Винить Гриммджоу в самом деле было не за что. Он, как и все здесь, просто выполнял приказ, и ослушаться не было ни единой причины. И все равно находиться с ним в одной комнате, беседовать, знать, что именно он сорвал последний стон Химе, он выхватил ее сердце из когтей Улькиорры, насмехаясь, было мерзко. Не то чтобы Сифер ощущал приступ жадности или ревности, однако всегда считал, что носит смерть пленницы в своих руках, ибо она ему принадлежит, а не пресловутому Айзену.

Секста вдруг одним ловким движением прижал арранкара к полу, принимаясь вливать ему в рот алкоголь. Тот забарахтался, завозился, отплевываясь, пытаясь увернуться, и в итоге отбросил Джагерджака к стене тяжеловесным ударом в грудь.

— Иди к черту! — он закашлялся надсадно, перебивая раскаты хриплого смеха Гриммджоу. — Убирайся! — вытер лицо, шумно дыша, вздрагивая от прикосновений арранкара, давясь тошнотой, едва сдерживая омерзение от глупой выходки незваного гостя.

Сифер во все времена с трудом переживал нарушения личного пространства, лишь Орихиме позволено было беспрепятственно трогать его, ласкать, не потому, что та не могла нанести вреда, а потому, что он сам желал теплоты ее рук. И теперь касания Сексты — того, кто умертвил сияние подлунной Принцессы, — были словно капли жидкой, раскаленной руды.

— Ты знаешь, Айзен дал нам совместное задание, — поднимаясь и морщась от боли в шее, начал Гриммджоу, выводя Сифера из оцепенения.

— Что бы там ни было, я справлюсь один, — Улькиорра стоял спиной, замкнутый до предела, оградивший себя непроницаемой стеной враждебности, иссиня-белой, как кожа почившей Иноуэ, не позволяющей выбраться из-под покрова отрицания реальности, как из-под ее щита.

— Дело в том, Сифер, что ты просрал сегодняшнее собрание и ответственным за миссию назначили меня, а твою нездоровую тушку навязали мне в довесок, — Секста открыл дверь, раздраженный, но больше внутренним дискомфортом, шумом в ушах, всполохами кровавых пятен перед глазами, списывая все на слишком сильный удар Улькиорры. — Я зайду за тобой завтра в восемь. Будь готов, — он зашагал прочь, как можно дальше от этого безумного места, как от камеры пыток.

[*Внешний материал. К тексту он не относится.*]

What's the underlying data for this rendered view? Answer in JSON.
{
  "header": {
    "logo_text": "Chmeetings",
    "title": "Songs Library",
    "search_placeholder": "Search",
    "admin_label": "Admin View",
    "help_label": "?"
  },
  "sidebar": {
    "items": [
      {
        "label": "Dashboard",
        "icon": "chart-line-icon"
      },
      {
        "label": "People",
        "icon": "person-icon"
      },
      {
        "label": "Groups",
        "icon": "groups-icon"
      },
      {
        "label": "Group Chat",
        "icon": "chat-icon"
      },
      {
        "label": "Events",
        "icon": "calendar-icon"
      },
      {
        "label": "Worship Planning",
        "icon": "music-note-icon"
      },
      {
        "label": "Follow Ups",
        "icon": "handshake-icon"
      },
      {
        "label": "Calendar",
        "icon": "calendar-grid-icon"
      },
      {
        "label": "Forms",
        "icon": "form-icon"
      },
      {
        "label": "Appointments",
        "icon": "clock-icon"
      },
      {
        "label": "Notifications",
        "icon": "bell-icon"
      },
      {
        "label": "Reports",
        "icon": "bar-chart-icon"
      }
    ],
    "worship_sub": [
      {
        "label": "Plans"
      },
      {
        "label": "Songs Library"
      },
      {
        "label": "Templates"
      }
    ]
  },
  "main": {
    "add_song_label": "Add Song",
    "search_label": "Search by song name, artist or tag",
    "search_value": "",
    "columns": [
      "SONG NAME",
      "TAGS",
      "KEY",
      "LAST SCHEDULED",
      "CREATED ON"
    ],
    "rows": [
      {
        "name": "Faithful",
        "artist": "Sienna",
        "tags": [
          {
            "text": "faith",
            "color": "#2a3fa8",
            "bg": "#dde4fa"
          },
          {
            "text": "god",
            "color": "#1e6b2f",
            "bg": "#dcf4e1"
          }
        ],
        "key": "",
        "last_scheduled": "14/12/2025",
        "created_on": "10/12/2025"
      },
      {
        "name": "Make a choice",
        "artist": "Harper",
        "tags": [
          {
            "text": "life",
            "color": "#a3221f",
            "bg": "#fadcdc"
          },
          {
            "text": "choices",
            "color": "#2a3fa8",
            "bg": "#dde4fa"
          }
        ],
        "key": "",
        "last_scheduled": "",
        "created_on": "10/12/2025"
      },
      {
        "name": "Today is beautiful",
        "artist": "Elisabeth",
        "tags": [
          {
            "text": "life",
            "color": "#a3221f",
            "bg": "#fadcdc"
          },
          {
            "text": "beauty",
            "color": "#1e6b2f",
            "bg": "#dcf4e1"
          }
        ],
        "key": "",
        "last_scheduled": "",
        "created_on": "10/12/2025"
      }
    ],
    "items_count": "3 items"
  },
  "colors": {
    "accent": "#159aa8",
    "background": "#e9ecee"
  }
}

Кватро безысходно вздохнул, вновь сгорбившись под натиском давящего безволия. Было бы куда легче, впади он в депрессию, истерику, будь он способен пережить все то, что видел в душе пленницы, читал в книгах, слышал в классической музыке, было бы проще, будь он синестетом, способным видеть свое подсознание вспышками ярких красок, мерцанием дальних галактик, знать вкусы тоски или счастья, касаться глубинных звуков горького плача, было бы привычно, останься он прежним, бесчувственным, внутренне мертвым, как после напалма, а не скопищем обугленных, смешенных, спаянных в единую цепь ощущений без возможности верно определить, отделить каждое, прожить, наслаждаясь, без страха вновь провалиться в ничто, в зеро, не имея помощи женщины. Было бы правильно, последуй он совету Айзена изначально, отрежь, ампутируй из сердца зависимость от плененной Принцессы, выполняй, не задумываясь, каждое указание, лови каждое слово новоявленного бога посмертной реальности, живи по инерции, а не сиди теперь сломанной куклой в стенах своего обиталища, укоряя себя за безрассудство и глупость, за то, что в задании тобой станет командовать низший по рангу, зная, что сам виновен в таком положении. Убив Орихиме, Владыка рассчитывал вернуть заблудшего, указать тому направление, напомнить, что он не всесилен, несвободен, ибо связал себя узами служения богу, новому мироустройству, а это обязывает, подчиняет; что должен быть счастлив, ибо причастен к великим делам, переменам, грядущим в мирах, но не получил ничего, наблюдая за скорым увяданием своего самого ценного творения, внезапно обретшего волю, предпринявшего потуги к самостоятельности, и теперь, разочаровавшись, желал бы избавить того от гнета бессмысленной жизни, чтобы не видеть, как распадается его гениальность, что Сифер пожертвовал душе беспощадной, жестокой Принцессы. И следовало, в самом деле, больше времени уделять послушанию, запоздало корил себя Кватро, а не пытаться взрастить обиду и почву для саможаления, следовало достойно принять наказание, как всемилостивый дар, как шанс, а не плевать в лицо праотцу, что наградил тебя разумом, следовало не забывать о законах пустыни, где, едва замешкавшись, сразу становишься жертвой, следовало хотя бы озлобиться, если не в состоянии чувствовать ненависть, не в силах противостоять чужому влиянию.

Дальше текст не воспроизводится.